Closed fprasx closed 5 months ago
Nice catch! If that code is reachable, then yeah let's make it return an error rather than panicking. If there's no suitable error variant already (one whose error message matches what what went wrong here), then feel free to create a new one.
Sounds good #frictionlog
EDIT: changed to enum variant
Looks good! Could you add a test for it as well?
Just drop a schema file (.graphql
extension) that has this issue (and is otherwise valid) in test_data/tests/schema_errors
, and the test automation should pick it up. You'll then need to add a corresponding .schema-error.ron
file that contains the error, or you can create it based on what the test automation suggests is needed (after verifying it for correctness).
Running into a little issue, which is that if a type of a field on the root query type is unknown, the error is emitted twice, once in check_root_query_type_invariants
, and once in check_type_and_property_and_edge_invariants
.
(yes testing reviewed a new place this error can happen 😅)
Do you think we should deduplicate errors? Or maybe just leave it when checking the root type, and only emit it when checking all edges + properties?
I'll push what I have so you can see.
Okie, added the tests. Stumbled upon the issue of errors being a different order so I also added a method to DisplayVec
. I went for the quadratic approach because a) there probably won't be a prohibitively slow number of errors and b) imposing Hash/Ord
on errors seems unreasonable (and might be impossible due to wrapping async_graphql_parser
errors). For this reason, we also can't use a hashset or btreeset.
Stumbled upon the issue of errors being a different order
Do they appear in a non-deterministic order? If so, that's a bug that we have to fix — we really, really want Trustfall to be a deterministic system because otherwise it'll become impossible to debug. For example, this is also why we always use BTreeMap / BTreeSet
instead of their hashed equivalents.
I'm not a fan of the new method because it allows non-determinism to sneak in. Can you try removing the set equality method and then see if it's enough to flip the lines in the expected test output file, or if there's a deeper determinism issue?

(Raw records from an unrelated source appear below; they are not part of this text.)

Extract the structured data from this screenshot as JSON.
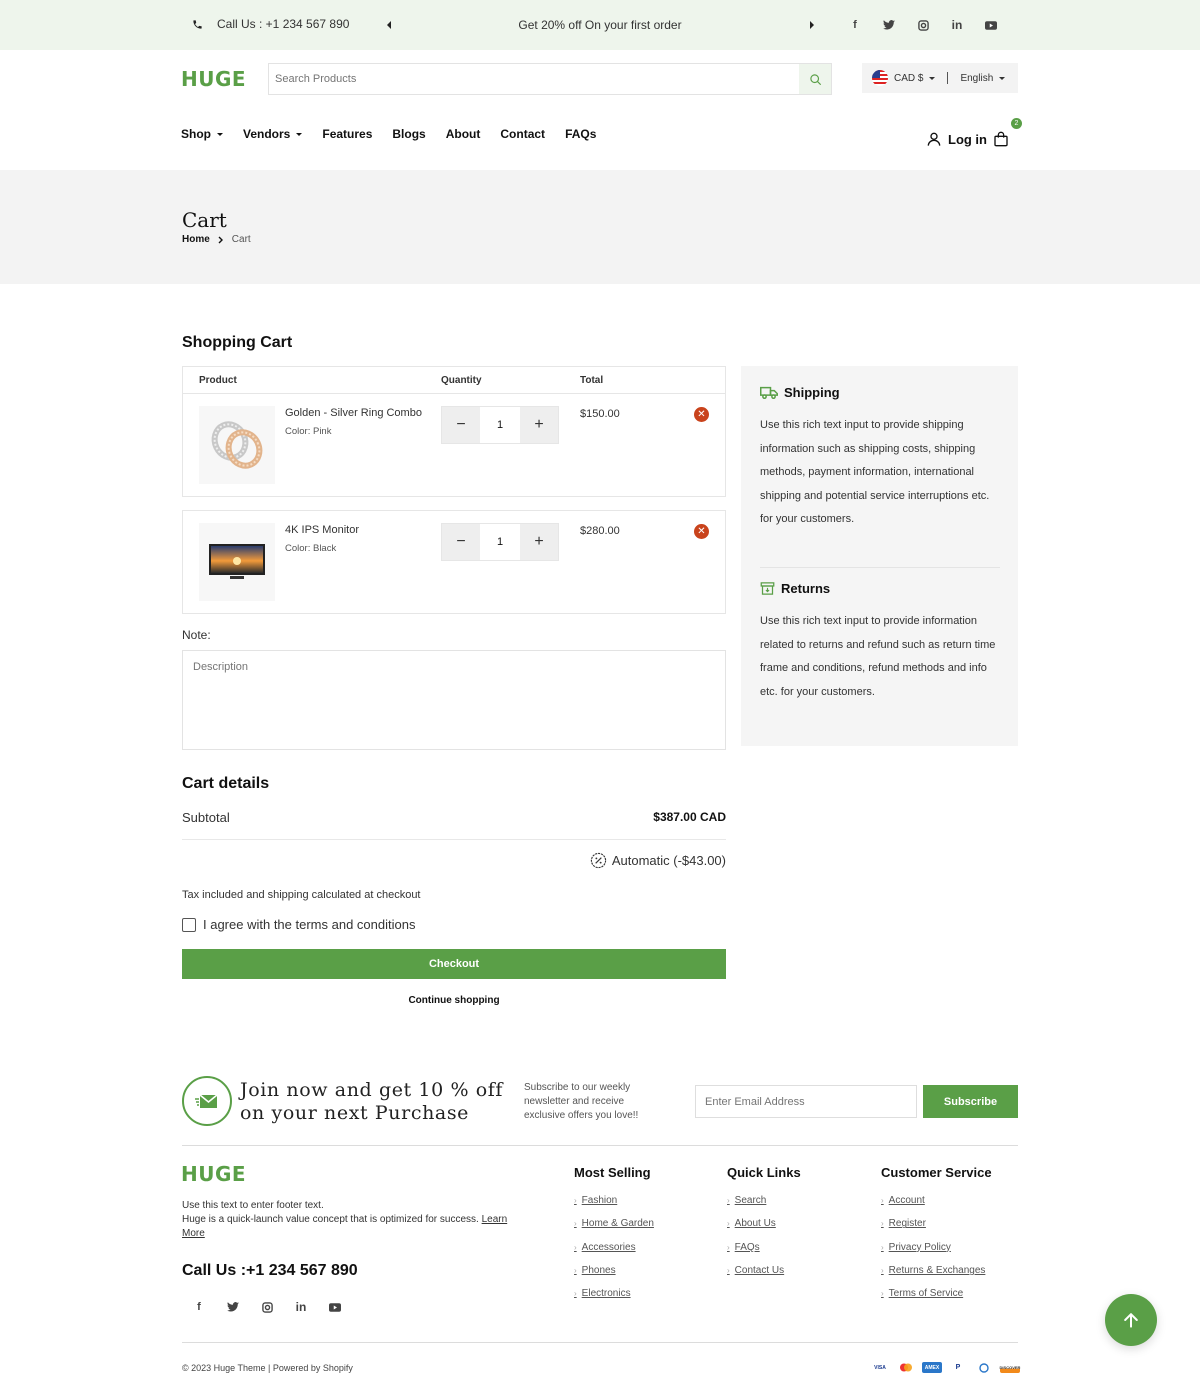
{
  "topbar": {
    "phone": "Call Us : +1 234 567 890",
    "promo": "Get 20% off On your first order"
  },
  "header": {
    "logo": "HUGE",
    "search_placeholder": "Search Products",
    "currency": "CAD $",
    "language": "English",
    "login": "Log in",
    "cart_count": "2"
  },
  "nav": {
    "shop": "Shop",
    "vendors": "Vendors",
    "features": "Features",
    "blogs": "Blogs",
    "about": "About",
    "contact": "Contact",
    "faqs": "FAQs"
  },
  "page": {
    "title": "Cart",
    "breadcrumb_home": "Home",
    "breadcrumb_current": "Cart"
  },
  "cart": {
    "heading": "Shopping Cart",
    "col_product": "Product",
    "col_quantity": "Quantity",
    "col_total": "Total",
    "items": [
      {
        "name": "Golden - Silver Ring Combo",
        "variant": "Color: Pink",
        "qty": "1",
        "total": "$150.00"
      },
      {
        "name": "4K IPS Monitor",
        "variant": "Color: Black",
        "qty": "1",
        "total": "$280.00"
      }
    ],
    "note_label": "Note:",
    "note_placeholder": "Description"
  },
  "info": {
    "shipping_title": "Shipping",
    "shipping_text": "Use this rich text input to provide shipping information such as shipping costs, shipping methods, payment information, international shipping and potential service interruptions etc. for your customers.",
    "returns_title": "Returns",
    "returns_text": "Use this rich text input to provide information related to returns and refund such as return time frame and conditions, refund methods and info etc. for your customers."
  },
  "details": {
    "heading": "Cart details",
    "subtotal_label": "Subtotal",
    "subtotal_value": "$387.00 CAD",
    "discount": "Automatic (-$43.00)",
    "tax_note": "Tax included and shipping calculated at checkout",
    "terms": "I agree with the terms and conditions",
    "checkout": "Checkout",
    "continue": "Continue shopping"
  },
  "newsletter": {
    "headline_1": "Join now and get 10 % off",
    "headline_2": "on your next Purchase",
    "sub_1": "Subscribe to our weekly",
    "sub_2": "newsletter and receive",
    "sub_3": "exclusive offers you love!!",
    "email_placeholder": "Enter Email Address",
    "subscribe": "Subscribe"
  },
  "footer": {
    "logo": "HUGE",
    "text_1": "Use this text to enter footer text.",
    "text_2": "Huge is a quick-launch value concept that is optimized for success.",
    "learn": "Learn",
    "more": "More",
    "call": "Call Us :+1 234 567 890",
    "most_selling_title": "Most Selling",
    "most_selling": [
      "Fashion",
      "Home & Garden",
      "Accessories",
      "Phones",
      "Electronics"
    ],
    "quick_links_title": "Quick Links",
    "quick_links": [
      "Search",
      "About Us",
      "FAQs",
      "Contact Us"
    ],
    "customer_service_title": "Customer Service",
    "customer_service": [
      "Account",
      "Register",
      "Privacy Policy",
      "Returns & Exchanges",
      "Terms of Service"
    ],
    "copyright": "© 2023 Huge Theme | Powered by Shopify"
  },
  "colors": {
    "brand_green": "#5a9f47",
    "remove_red": "#c9431c",
    "topbar_bg": "#eef5ec"
  }
}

Thanks for powering through this!
Yup, it's because of a HashMap nondeterminism (trustfall_core/src/schema/mod.rs:331
):
fn check_type_and_property_and_edge_invariants(
query_type_definition: &TypeDefinition,
vertex_types: &HashMap<Arc<str>, TypeDefinition>,
) -> Result<(), Vec<InvalidSchemaError>> {
let mut errors: Vec<InvalidSchemaError> = vec![];
for (type_name, type_defn) in vertex_types {
All of the type-checking methods in this file take HashMap
s, and here's the definition of the Schema
struct:
#[derive(Debug, Clone)]
pub struct Schema {
pub(crate) schema: SchemaDefinition,
pub(crate) query_type: ObjectType,
pub(crate) directives: HashMap<Arc<str>, DirectiveDefinition>,
pub(crate) scalars: HashMap<Arc<str>, TypeDefinition>,
pub(crate) vertex_types: HashMap<Arc<str>, TypeDefinition>,
pub(crate) fields: HashMap<(Arc<str>, Arc<str>), FieldDefinition>,
pub(crate) field_origins: BTreeMap<(Arc<str>, Arc<str>), FieldOrigin>,
}
I can do a larger refactor converting these to their B-tree equivalents.
Let's approach it a different way: we can fix the nondeterminism by accessing the elements in a predictable order, instead of iterating over the hashmap.
For the schema type, we care a bit less about schema parsing/validation performance since that happens only once in the app's lifecycle, and we care a lot about query type-checking performance because that happens once per query. HashMap is faster than BTreeMap past a certain minimum size (and large schemas are a thing), so it's better to keep the fields on Schema
as hashmaps and do a sort on the vertex type names as part of validating schemas.
Sorry this is a bit complicated!
All good. Interesting to think through.
A little sad though that I can't just %s/HashMap/BTreeMap/g
. . . because that basically just worked 🤣
Rust is like that! Things tend to just work, and it will spoil you rotten! It's hard to switch back to another language afterward 😅
Very true. No good deed goes unpunished haha. I'm going to make a new PR for the deterministic iteration order, and then I'll rebase this one on to of that if that's ok. I think it'll be cleaner.
Sounds good to me!
Kind of saw this coming so I was able to just revert the commit adding the set stuff and rebase :)
Looks great!
Should this actually be a new error variant?